The Lords voted by 211 votes to 175, a majority of 36, in favour of the new amendment proposed by Liberal Democrat peer Lord Phillips of Sudbury that would make it voluntary for people applying for passports to register for an ID card until 2011.
The ID cards bill will now go back again to MPs in the House of Commons who will vote on the new amendment later this week. The bill has become a deadlocked battle of parliamentary 'ping-pong' in recent weeks with neither MPs nor peers prepared to back down.
The House of Lords claims the government is introducing "compulsion by stealth" and going back on its election manifesto pledge to introduce ID cards initially on a voluntary basis by forcing people to register for an ID card when they renew their passport from 2008.

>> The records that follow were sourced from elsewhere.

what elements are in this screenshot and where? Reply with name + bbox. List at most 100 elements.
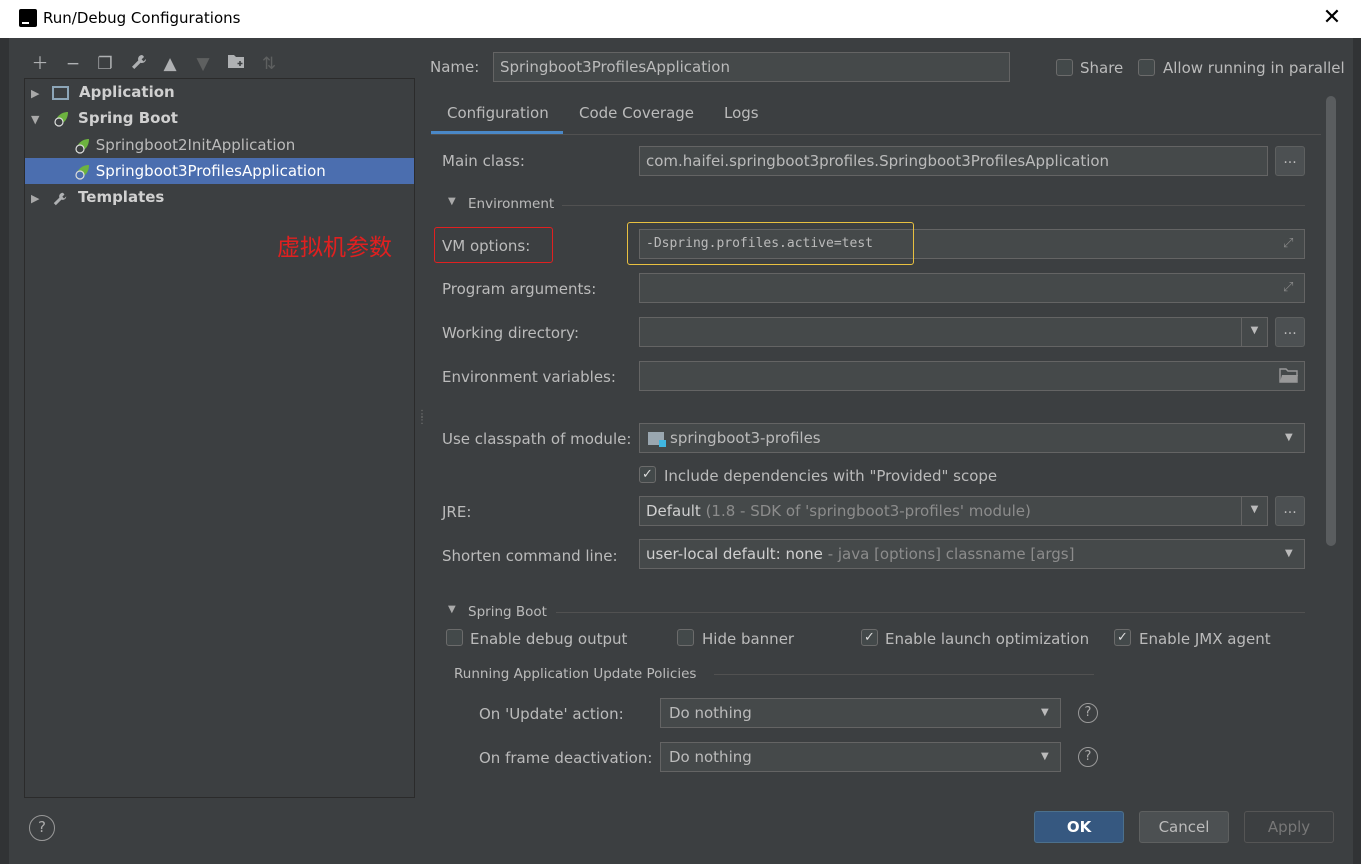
jre-label: JRE: — [442, 503, 472, 521]
window-title: Run/Debug Configurations — [43, 9, 241, 27]
arrow-up-icon[interactable]: ▲ — [159, 53, 181, 75]
section-divider — [714, 674, 1094, 675]
tab-code-coverage[interactable]: Code Coverage — [579, 100, 694, 134]
chevron-down-icon[interactable]: ▼ — [1041, 707, 1049, 718]
program-args-input[interactable] — [639, 273, 1305, 303]
tree-item-springboot2-init[interactable]: Springboot2InitApplication — [25, 132, 414, 158]
shorten-value: user-local default: none — [646, 545, 823, 563]
section-divider — [562, 205, 1305, 206]
tree-item-templates[interactable]: ▶ Templates — [25, 184, 414, 210]
program-args-label: Program arguments: — [442, 280, 597, 298]
main-class-label: Main class: — [442, 152, 525, 170]
debug-output-label: Enable debug output — [470, 630, 628, 648]
tree-item-label: Springboot3ProfilesApplication — [95, 162, 326, 180]
minus-icon[interactable]: − — [62, 53, 84, 75]
jre-detail: (1.8 - SDK of 'springboot3-profiles' mod… — [700, 502, 1031, 520]
main-class-input[interactable]: com.haifei.springboot3profiles.Springboo… — [639, 146, 1268, 176]
application-icon — [52, 85, 70, 100]
tree-item-application[interactable]: ▶ Application — [25, 79, 414, 105]
include-deps-label: Include dependencies with "Provided" sco… — [664, 467, 998, 485]
launch-optimization-checkbox[interactable]: ✓ — [861, 629, 878, 646]
expand-icon[interactable]: ⤢ — [1283, 280, 1293, 295]
spring-boot-icon — [52, 110, 70, 128]
ok-button[interactable]: OK — [1034, 811, 1124, 843]
debug-output-checkbox[interactable] — [446, 629, 463, 646]
shorten-select[interactable]: user-local default: none - java [options… — [639, 539, 1305, 569]
close-icon[interactable]: ✕ — [1318, 4, 1346, 32]
cancel-button[interactable]: Cancel — [1139, 811, 1229, 843]
browse-main-class-button[interactable]: ... — [1275, 146, 1305, 176]
shorten-detail: - java [options] classname [args] — [822, 545, 1075, 563]
classpath-label: Use classpath of module: — [442, 430, 632, 448]
browse-jre-button[interactable]: ... — [1275, 496, 1305, 526]
include-deps-checkbox[interactable]: ✓ — [639, 466, 656, 483]
hide-banner-label: Hide banner — [702, 630, 795, 648]
folder-add-icon[interactable] — [225, 53, 247, 75]
parallel-label: Allow running in parallel — [1163, 59, 1345, 77]
annotation-text: 虚拟机参数 — [277, 235, 392, 261]
help-icon[interactable]: ? — [1078, 703, 1098, 723]
title-bar: Run/Debug Configurations ✕ — [0, 0, 1361, 38]
background-edge — [1353, 38, 1361, 864]
help-icon[interactable]: ? — [1078, 747, 1098, 767]
name-label: Name: — [430, 58, 480, 76]
classpath-value: springboot3-profiles — [670, 429, 821, 447]
apply-button: Apply — [1244, 811, 1334, 843]
wrench-icon[interactable] — [128, 53, 150, 75]
env-vars-input[interactable] — [639, 361, 1305, 391]
plus-icon[interactable]: ＋ — [29, 53, 51, 75]
chevron-down-icon[interactable]: ▼ — [1285, 432, 1293, 443]
expand-icon[interactable]: ⤢ — [1283, 236, 1293, 251]
tree-item-label: Templates — [78, 188, 165, 206]
share-checkbox[interactable] — [1056, 59, 1073, 76]
module-folder-icon — [648, 432, 666, 447]
launch-optimization-label: Enable launch optimization — [885, 630, 1090, 648]
collapse-arrow-icon[interactable]: ▼ — [448, 604, 456, 615]
help-icon[interactable]: ? — [29, 815, 55, 841]
vm-options-value-highlight — [627, 222, 914, 265]
on-frame-select[interactable]: Do nothing — [660, 742, 1061, 772]
vm-options-label: VM options: — [442, 237, 531, 255]
classpath-select[interactable]: springboot3-profiles — [639, 423, 1305, 453]
parallel-checkbox[interactable] — [1138, 59, 1155, 76]
arrow-down-icon: ▼ — [196, 54, 210, 74]
copy-icon[interactable]: ❐ — [94, 53, 116, 75]
tree-item-label: Application — [79, 83, 175, 101]
browse-working-dir-button[interactable]: ... — [1275, 317, 1305, 347]
tab-configuration[interactable]: Configuration — [431, 100, 563, 134]
tree-item-label: Spring Boot — [78, 109, 178, 127]
chevron-down-icon[interactable]: ▼ — [1241, 496, 1267, 526]
working-dir-input[interactable] — [639, 317, 1268, 347]
tree-item-spring-boot[interactable]: ▼ Spring Boot — [25, 105, 414, 131]
section-divider — [556, 612, 1305, 613]
spring-boot-icon — [73, 137, 91, 155]
collapse-arrow-icon[interactable]: ▼ — [31, 113, 39, 126]
jmx-agent-label: Enable JMX agent — [1139, 630, 1271, 648]
collapse-arrow-icon[interactable]: ▼ — [448, 196, 456, 207]
expand-arrow-icon[interactable]: ▶ — [31, 192, 39, 205]
scrollbar[interactable] — [1326, 96, 1336, 546]
name-input[interactable]: Springboot3ProfilesApplication — [493, 52, 1010, 82]
env-vars-label: Environment variables: — [442, 368, 616, 386]
hide-banner-checkbox[interactable] — [677, 629, 694, 646]
chevron-down-icon[interactable]: ▼ — [1285, 548, 1293, 559]
share-label: Share — [1080, 59, 1124, 77]
tab-logs[interactable]: Logs — [724, 100, 759, 134]
on-update-label: On 'Update' action: — [479, 705, 624, 723]
splitter-handle[interactable]: ⋮ ⋮ — [417, 410, 427, 434]
on-update-select[interactable]: Do nothing — [660, 698, 1061, 728]
tree-item-springboot3-profiles[interactable]: Springboot3ProfilesApplication — [25, 158, 414, 184]
wrench-icon — [52, 189, 70, 207]
jre-value: Default — [646, 502, 701, 520]
environment-section-label: Environment — [468, 196, 555, 212]
jmx-agent-checkbox[interactable]: ✓ — [1114, 629, 1131, 646]
chevron-down-icon[interactable]: ▼ — [1241, 317, 1267, 347]
intellij-logo-icon — [19, 9, 37, 27]
spring-boot-section-label: Spring Boot — [468, 604, 547, 620]
expand-arrow-icon[interactable]: ▶ — [31, 87, 39, 100]
sort-icon: ⇅ — [261, 54, 277, 74]
folder-icon[interactable] — [1279, 367, 1299, 387]
chevron-down-icon[interactable]: ▼ — [1041, 751, 1049, 762]
shorten-label: Shorten command line: — [442, 547, 618, 565]
jre-select[interactable]: Default (1.8 - SDK of 'springboot3-profi… — [639, 496, 1268, 526]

Lord Phillips described it as a "citizen's amendment" and said it was "disreputable and dishonest" to pretend compulsory is actually voluntary.
Conservative peer Lord Saatchi hit back at the government's claims that a passport is a voluntary document which people are not forced to hold, saying citizens need to produce a passport when carrying out daily tasks such as applying for bank accounts.
He said: "It's not possible for a British citizen to carry out basic tasks without a passport. No government should be allowed to insult the intelligence of the public in this way."
But Home Office minister Baroness Scotland of Asthal said peers should drop their opposition to the ID cards bill, respect the superiority of the House of Commons and "bow to their mandate".
Home Secretary Charles Clarke has threatened to use the Parliament Act to force the bill through in the next session if the Lords continues its opposition to the bill.